En 2010, Menezo a rejoint le CEA-Leti en tant qu'ingénieur de recherche et a successivement dirigé le laboratoire de photonique silicium et les activités de développement commercial en photonique intégrée.

Lorsqu'elle a rejoint le CEA-Leti, Menezo ne s'était intéressée qu'aux matériaux semi-conducteurs composés III-V. Elle avait du mal à croire que la technologie de la photonique sur silicium pouvait être développée, mais elle s'est rapidement rendu compte "qu'ils étaient vraiment visionnaires de dire que nous avions besoin de lasers sur silicium et de proposer des perspectives industrielles.

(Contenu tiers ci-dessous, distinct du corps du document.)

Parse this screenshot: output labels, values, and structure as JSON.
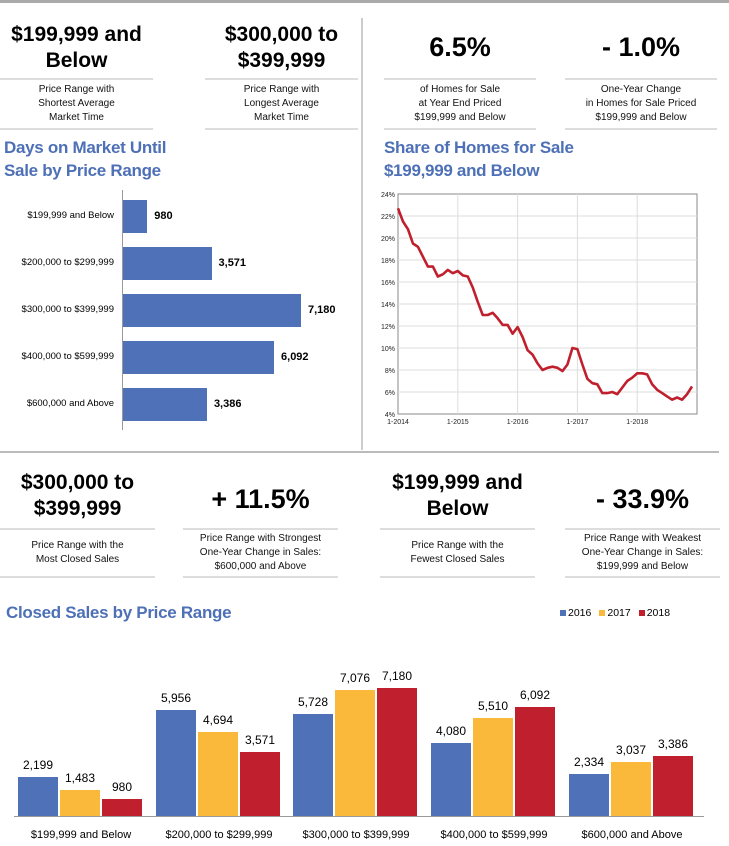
{
  "stats_top": [
    {
      "value": "$199,999 and Below",
      "caption": [
        "Price Range with",
        "Shortest Average",
        "Market Time"
      ]
    },
    {
      "value": "$300,000 to $399,999",
      "caption": [
        "Price Range with",
        "Longest Average",
        "Market Time"
      ]
    },
    {
      "value": "6.5%",
      "caption": [
        "of Homes for Sale",
        "at Year End Priced",
        "$199,999 and Below"
      ]
    },
    {
      "value": "- 1.0%",
      "caption": [
        "One-Year Change",
        "in Homes for Sale Priced",
        "$199,999 and Below"
      ]
    }
  ],
  "stats_bottom": [
    {
      "value": "$300,000 to $399,999",
      "caption": [
        "Price Range with the",
        "Most Closed Sales"
      ]
    },
    {
      "value": "+ 11.5%",
      "caption": [
        "Price Range with Strongest",
        "One-Year Change in Sales:",
        "$600,000 and Above"
      ]
    },
    {
      "value": "$199,999 and Below",
      "caption": [
        "Price Range with the",
        "Fewest Closed Sales"
      ]
    },
    {
      "value": "- 33.9%",
      "caption": [
        "Price Range with Weakest",
        "One-Year Change in Sales:",
        "$199,999 and Below"
      ]
    }
  ],
  "chart_data": [
    {
      "type": "bar",
      "orientation": "horizontal",
      "title": "Days on Market Until Sale by Price Range",
      "categories": [
        "$199,999 and Below",
        "$200,000 to $299,999",
        "$300,000 to $399,999",
        "$400,000 to $599,999",
        "$600,000 and Above"
      ],
      "values": [
        980,
        3571,
        7180,
        6092,
        3386
      ],
      "labels": [
        "980",
        "3,571",
        "7,180",
        "6,092",
        "3,386"
      ],
      "color": "#4f71b8"
    },
    {
      "type": "line",
      "title": "Share of Homes for Sale $199,999 and Below",
      "ylim": [
        4,
        24
      ],
      "yticks": [
        "4%",
        "6%",
        "8%",
        "10%",
        "12%",
        "14%",
        "16%",
        "18%",
        "20%",
        "22%",
        "24%"
      ],
      "xticks": [
        "1-2014",
        "1-2015",
        "1-2016",
        "1-2017",
        "1-2018"
      ],
      "grid": true,
      "color": "#c0202e",
      "start": "1-2014",
      "frequency": "monthly",
      "values": [
        22.7,
        21.5,
        20.8,
        19.5,
        19.2,
        18.3,
        17.4,
        17.4,
        16.5,
        16.7,
        17.1,
        16.8,
        17.0,
        16.6,
        16.5,
        15.5,
        14.2,
        13.0,
        13.0,
        13.2,
        12.7,
        12.1,
        12.1,
        11.3,
        11.9,
        11.0,
        9.8,
        9.4,
        8.6,
        8.0,
        8.2,
        8.3,
        8.2,
        7.9,
        8.5,
        10.0,
        9.9,
        8.5,
        7.2,
        6.8,
        6.7,
        5.9,
        5.9,
        6.0,
        5.8,
        6.4,
        7.0,
        7.3,
        7.7,
        7.7,
        7.6,
        6.7,
        6.2,
        5.9,
        5.6,
        5.3,
        5.5,
        5.3,
        5.8,
        6.5
      ]
    },
    {
      "type": "bar",
      "title": "Closed Sales by Price Range",
      "legend_position": "top-right",
      "categories": [
        "$199,999 and Below",
        "$200,000 to $299,999",
        "$300,000 to $399,999",
        "$400,000 to $599,999",
        "$600,000 and Above"
      ],
      "series": [
        {
          "name": "2016",
          "color": "#4f71b8",
          "values": [
            2199,
            5956,
            5728,
            4080,
            2334
          ],
          "labels": [
            "2,199",
            "5,956",
            "5,728",
            "4,080",
            "2,334"
          ]
        },
        {
          "name": "2017",
          "color": "#fbb93c",
          "values": [
            1483,
            4694,
            7076,
            5510,
            3037
          ],
          "labels": [
            "1,483",
            "4,694",
            "7,076",
            "5,510",
            "3,037"
          ]
        },
        {
          "name": "2018",
          "color": "#c0202e",
          "values": [
            980,
            3571,
            7180,
            6092,
            3386
          ],
          "labels": [
            "980",
            "3,571",
            "7,180",
            "6,092",
            "3,386"
          ]
        }
      ]
    }
  ]
}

J'ai ensuite négocié une licence avec le Leti pour exploiter la technologie à travers une startup."

La technologie de Scintil est protégée par un portefeuille de 20 brevets sous licence du Leti. Depuis sa création, la startup a déposé plus de 20 brevets.

Connectivité optique

Scintil affirme que ses circuits intégrés photoniques répondent aux exigences de volume élevé, de débit de données élevé et de petit facteur de forme nécessaires pour les modules enfichables ou les optiques co-packagées pour les centres de données, les systèmes HPC et les accès frontaux et d'entreprise 5G.

"Nous travaillons pour trois clients de pointe, principalement dans les segments du HPC, de la 5G et des centres de données, et nous avons déjà livré les premiers prototypes à certains d'entre eux", a déclaré Menezo.

Interrogée sur la photonique quantique, Mme Menezo a déclaré que Scintil avait identifié des opportunités. Mais elle poursuit : "Notre préoccupation première est de vendre des produits pour les communications optiques, et nous nous concentrons sur les segments à fort volume, mais nous soutenons les solutions émergentes en matière de photonique quantique. Lorsque nos circuits pourront être utilisés sans changer la disposition, nous serons heureux d'échantillonner ces circuits pour des applications quantiques."

Production de masse d'ici 2024

Le tour de table de 13,5 millions d'euros vise à accélérer l'industrialisation et la commercialisation mondiale des produits de Scintil.

"Nous utiliserons les fonds pour amener la technologie à la production de masse d'ici le second semestre 2024 et étendre notre base de clients", a déclaré Menezo. "Il était essentiel de s'associer à des partenaires de pointe en matière de fonderie et de conditionnement dès le début."

Menezo a refusé de communiquer le nom de ses partenaires.

Dirigé par Robert Bosch Venture Capital, ce deuxième tour de table inclut la participation des investisseurs existants Supernova Invest, Innovacom et Bpifrance.

En 2019, Scintil a levé 4 millions d'euros. Et avant sa création, le projet de startup, incubé au CEA-Leti, a reçu un financement initial en tant que lauréat d'i-Lab 2018, un concours d'innovation parrainé par le gouvernement français.

Transmission

La photonique au silicium peut résoudre les goulots d'étranglement de l'interconnexion liés à la loi de Moore et prolonger considérablement sa durée de vie.

"L'optique est la continuation de l'électronique", a déclaré Menezo. "Si vous pouvez émettre, acheminer et filtrer la lumière, il y a une énorme opportunité pour une nouvelle gamme d'applications."

L'Europe dispose d'un long héritage en matière d'optique et de photonique, mais nous devons communiquer davantage sur leur impact sur notre vie quotidienne pour stimuler davantage l'industrie, a déclaré Menezo. "Nous disposons en Europe d'une expertise et d'une main-d'œuvre solides dans le domaine de la photonique. Nous devons renouveler ces compétences, et je pense qu'une startup a pour mission de transmettre ces connaissances aux jeunes."

La startup emploie 15 personnes et recrute actuellement en tenant compte de la diversité.

Scintil a travaillé en étroite collaboration avec l'Université de Toronto et a ouvert une filiale locale pour étendre son empreinte commerciale en Amérique du Nord.